Hi. I have a rather weird problem when I try loading a pytorch model into GPUs.
import torch.nn as nn
from torchsummary import summary
import torch
model = resnet18(True)
modules = list(model.children())[:4]
del model
model2 = nn.Sequential(*modules)
print(torch.cuda.is_available())
img = torch.rand(size = (1, 3, 448, 448))
img = img.to('cuda:0')
model2.to('cuda:0')
a = model2(img)
print(a.shape)
You can see that my model is absolutely tiny. But every time i tried to load it into cuda device with either to('cuda:0')
or cuda()
, the whole memory got filled regardless of the model size. And it became extremely slow and unresponsive.

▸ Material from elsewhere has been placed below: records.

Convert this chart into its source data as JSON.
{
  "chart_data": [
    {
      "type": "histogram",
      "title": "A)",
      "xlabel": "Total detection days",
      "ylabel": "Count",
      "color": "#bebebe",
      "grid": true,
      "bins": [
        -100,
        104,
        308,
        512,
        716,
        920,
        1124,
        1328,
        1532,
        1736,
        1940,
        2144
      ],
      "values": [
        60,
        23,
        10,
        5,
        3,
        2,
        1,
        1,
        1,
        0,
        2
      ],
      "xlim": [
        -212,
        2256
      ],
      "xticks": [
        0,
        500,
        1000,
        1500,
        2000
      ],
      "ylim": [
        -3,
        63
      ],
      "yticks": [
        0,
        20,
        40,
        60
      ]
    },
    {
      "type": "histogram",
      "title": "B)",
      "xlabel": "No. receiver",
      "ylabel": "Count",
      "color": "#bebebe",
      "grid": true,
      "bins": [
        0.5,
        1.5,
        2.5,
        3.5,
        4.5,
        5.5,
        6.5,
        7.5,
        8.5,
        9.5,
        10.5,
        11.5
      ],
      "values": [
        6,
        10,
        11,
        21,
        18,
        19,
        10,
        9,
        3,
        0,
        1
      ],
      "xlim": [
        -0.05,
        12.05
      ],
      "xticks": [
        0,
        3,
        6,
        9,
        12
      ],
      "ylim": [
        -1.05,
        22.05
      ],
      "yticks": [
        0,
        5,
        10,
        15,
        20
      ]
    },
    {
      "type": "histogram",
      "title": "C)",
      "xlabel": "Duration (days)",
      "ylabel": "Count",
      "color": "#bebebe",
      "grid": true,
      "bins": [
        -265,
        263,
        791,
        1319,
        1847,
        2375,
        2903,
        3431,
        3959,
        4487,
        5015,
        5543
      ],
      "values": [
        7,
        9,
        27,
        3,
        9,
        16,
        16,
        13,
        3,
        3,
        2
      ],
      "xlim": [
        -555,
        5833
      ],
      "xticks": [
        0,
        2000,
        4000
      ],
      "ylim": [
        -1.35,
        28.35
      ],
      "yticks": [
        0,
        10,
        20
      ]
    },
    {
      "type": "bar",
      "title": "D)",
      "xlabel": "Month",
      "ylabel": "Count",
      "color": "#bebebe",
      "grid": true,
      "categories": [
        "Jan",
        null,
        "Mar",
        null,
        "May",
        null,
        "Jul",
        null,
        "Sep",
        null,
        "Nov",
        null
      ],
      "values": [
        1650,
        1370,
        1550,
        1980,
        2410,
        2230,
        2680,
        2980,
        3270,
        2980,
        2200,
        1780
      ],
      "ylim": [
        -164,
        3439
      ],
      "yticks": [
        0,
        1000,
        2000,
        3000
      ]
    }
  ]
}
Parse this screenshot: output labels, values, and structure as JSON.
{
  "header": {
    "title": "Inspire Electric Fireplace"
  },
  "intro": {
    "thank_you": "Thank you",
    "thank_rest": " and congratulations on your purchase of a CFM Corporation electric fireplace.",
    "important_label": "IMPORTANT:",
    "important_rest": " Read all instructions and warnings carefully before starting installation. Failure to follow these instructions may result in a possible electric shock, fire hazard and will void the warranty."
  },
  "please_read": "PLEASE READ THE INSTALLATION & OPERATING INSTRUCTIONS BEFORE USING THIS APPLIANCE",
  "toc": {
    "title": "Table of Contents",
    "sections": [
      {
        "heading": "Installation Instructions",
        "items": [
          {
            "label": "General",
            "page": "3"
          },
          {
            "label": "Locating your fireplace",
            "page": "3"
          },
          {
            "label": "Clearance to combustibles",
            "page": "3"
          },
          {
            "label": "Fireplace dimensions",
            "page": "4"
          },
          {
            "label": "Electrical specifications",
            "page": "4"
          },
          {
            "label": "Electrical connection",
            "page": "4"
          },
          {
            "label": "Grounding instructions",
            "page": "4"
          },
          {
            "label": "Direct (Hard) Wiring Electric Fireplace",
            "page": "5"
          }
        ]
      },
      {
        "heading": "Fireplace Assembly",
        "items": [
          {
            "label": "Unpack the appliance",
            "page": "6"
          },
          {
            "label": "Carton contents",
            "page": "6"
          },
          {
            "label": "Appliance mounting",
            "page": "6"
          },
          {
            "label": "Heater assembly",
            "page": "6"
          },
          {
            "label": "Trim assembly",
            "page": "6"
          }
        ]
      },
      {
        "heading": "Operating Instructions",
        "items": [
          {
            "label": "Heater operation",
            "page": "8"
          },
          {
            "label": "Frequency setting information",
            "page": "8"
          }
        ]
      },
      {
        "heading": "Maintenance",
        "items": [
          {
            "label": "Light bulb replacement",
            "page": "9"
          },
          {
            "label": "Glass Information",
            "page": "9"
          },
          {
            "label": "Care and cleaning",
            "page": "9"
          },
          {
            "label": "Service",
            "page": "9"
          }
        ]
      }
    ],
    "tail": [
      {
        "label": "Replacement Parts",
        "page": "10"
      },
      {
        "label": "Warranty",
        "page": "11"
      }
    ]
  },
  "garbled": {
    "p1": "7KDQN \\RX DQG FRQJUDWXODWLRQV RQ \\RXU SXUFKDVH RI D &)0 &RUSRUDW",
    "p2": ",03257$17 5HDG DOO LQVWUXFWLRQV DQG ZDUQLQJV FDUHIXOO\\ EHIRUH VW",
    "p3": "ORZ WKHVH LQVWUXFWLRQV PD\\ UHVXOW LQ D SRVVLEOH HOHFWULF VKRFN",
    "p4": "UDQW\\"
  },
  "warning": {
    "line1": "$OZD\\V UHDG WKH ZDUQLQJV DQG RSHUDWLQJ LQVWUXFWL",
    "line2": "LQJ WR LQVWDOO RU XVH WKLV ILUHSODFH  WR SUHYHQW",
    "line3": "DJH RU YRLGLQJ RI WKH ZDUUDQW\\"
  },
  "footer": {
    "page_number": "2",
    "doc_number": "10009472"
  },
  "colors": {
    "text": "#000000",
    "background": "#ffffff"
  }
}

I currently run Jetpack 4.6
Package: nvidia-jetpack
Version: 4.6-b199
Architecture: arm64
Maintainer: NVIDIA Corporation
nvcc: NVIDIA (R) Cuda compiler driver
Copyright (c) 2005-2021 NVIDIA Corporation
Built on Sun_Feb_28_22:34:44_PST_2021
Cuda compilation tools, release 10.2, V10.2.300
Build cuda_10.2_r440.TC440_70.29663091_0
and the code runs inside a container whose base is nvcr.io/nvidia/l4t-pytorch:r32.6.1-pth1.9-py3
.
I have added the user to video
group and checked that torch.cuda.is_avaiable()
returned True.
I really couldnt figure out what the problem was. Any input would be much appreciated.
Thanks.